The examples and perspective in this article deal primarily with the United States and do not represent a worldwide view of the subject. Please improve this article and discuss the issue on the talk page.(March 2012)
In the law enforcement jargon, a suspect is a known person suspected of committing a crime. Police and reporters in the United States often incorrectly use the word suspect when referring to the perpetrator of the offense (perp in dated US slang). The perpetrator is the robber, assailant, counterfeiter, etc.—the person who actually committed the crime. The distinction between suspect and perpetrator recognizes that the suspect is not known to have committed the offense, while the perpetrator—who may not yet have been suspected of the crime, and is thus not necessarily a suspect—is the one who actually did. The suspect may be a different person from the perpetrator, or there may have been no actual crime, which would mean there is no perpetrator.

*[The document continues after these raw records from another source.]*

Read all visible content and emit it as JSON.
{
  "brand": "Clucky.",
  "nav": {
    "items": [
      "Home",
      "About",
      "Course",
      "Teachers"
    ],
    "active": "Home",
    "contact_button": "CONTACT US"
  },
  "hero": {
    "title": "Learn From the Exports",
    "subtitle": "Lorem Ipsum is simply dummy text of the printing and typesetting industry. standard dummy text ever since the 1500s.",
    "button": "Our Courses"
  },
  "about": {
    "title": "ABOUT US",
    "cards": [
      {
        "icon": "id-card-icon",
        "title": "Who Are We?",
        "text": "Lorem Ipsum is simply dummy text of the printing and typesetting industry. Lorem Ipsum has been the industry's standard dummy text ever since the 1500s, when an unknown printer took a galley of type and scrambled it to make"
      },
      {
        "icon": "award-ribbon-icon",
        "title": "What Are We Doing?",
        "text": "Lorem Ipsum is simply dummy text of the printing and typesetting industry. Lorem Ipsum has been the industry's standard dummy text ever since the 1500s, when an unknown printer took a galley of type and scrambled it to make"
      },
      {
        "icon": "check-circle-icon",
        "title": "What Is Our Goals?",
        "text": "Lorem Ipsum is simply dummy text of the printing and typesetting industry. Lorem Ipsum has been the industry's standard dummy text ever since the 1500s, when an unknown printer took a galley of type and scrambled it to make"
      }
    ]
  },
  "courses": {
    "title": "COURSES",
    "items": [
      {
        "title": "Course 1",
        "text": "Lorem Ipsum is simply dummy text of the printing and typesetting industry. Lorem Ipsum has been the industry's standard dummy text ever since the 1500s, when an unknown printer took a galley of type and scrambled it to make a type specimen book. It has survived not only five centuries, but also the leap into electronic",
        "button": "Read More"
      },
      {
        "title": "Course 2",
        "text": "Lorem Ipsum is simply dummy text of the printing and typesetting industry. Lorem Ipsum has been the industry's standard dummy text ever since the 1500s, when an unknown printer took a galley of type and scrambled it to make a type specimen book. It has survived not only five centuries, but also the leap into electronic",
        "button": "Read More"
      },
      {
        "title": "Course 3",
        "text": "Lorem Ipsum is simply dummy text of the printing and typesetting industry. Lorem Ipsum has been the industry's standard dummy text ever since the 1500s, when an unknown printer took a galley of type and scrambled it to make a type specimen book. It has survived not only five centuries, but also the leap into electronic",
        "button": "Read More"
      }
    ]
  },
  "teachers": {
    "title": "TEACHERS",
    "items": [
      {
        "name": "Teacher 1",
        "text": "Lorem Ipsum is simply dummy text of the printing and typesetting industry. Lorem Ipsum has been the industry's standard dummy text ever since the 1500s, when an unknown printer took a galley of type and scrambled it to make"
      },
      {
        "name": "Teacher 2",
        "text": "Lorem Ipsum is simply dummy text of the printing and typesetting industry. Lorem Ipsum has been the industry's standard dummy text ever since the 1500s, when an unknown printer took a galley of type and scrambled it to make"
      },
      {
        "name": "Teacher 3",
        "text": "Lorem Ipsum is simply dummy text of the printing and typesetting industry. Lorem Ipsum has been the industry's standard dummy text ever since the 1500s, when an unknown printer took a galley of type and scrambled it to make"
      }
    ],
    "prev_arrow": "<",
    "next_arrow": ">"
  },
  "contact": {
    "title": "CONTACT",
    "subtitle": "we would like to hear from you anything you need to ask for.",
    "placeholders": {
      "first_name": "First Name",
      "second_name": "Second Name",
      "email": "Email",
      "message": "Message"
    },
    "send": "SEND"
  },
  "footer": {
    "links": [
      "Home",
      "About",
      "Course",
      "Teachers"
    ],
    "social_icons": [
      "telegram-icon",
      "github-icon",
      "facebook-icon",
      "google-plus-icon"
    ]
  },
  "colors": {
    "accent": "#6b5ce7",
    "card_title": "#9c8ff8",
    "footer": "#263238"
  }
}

A common error in police reports is a witness description of the suspect (as a witness generally describes a perpetrator, while a mug shot is of suspect). Frequently it is stated that police are looking for the suspect, when there is no suspect; the police could be looking for a suspect, but they are surely looking for the perpetrator, and very often it is impossible to tell from such a police report whether there is a suspect or not.
Possibly because of the misuse of suspect to mean perpetrator, police in the early 21st century began to use person of interest, possible suspect, and even possible person of interest, to mean suspect.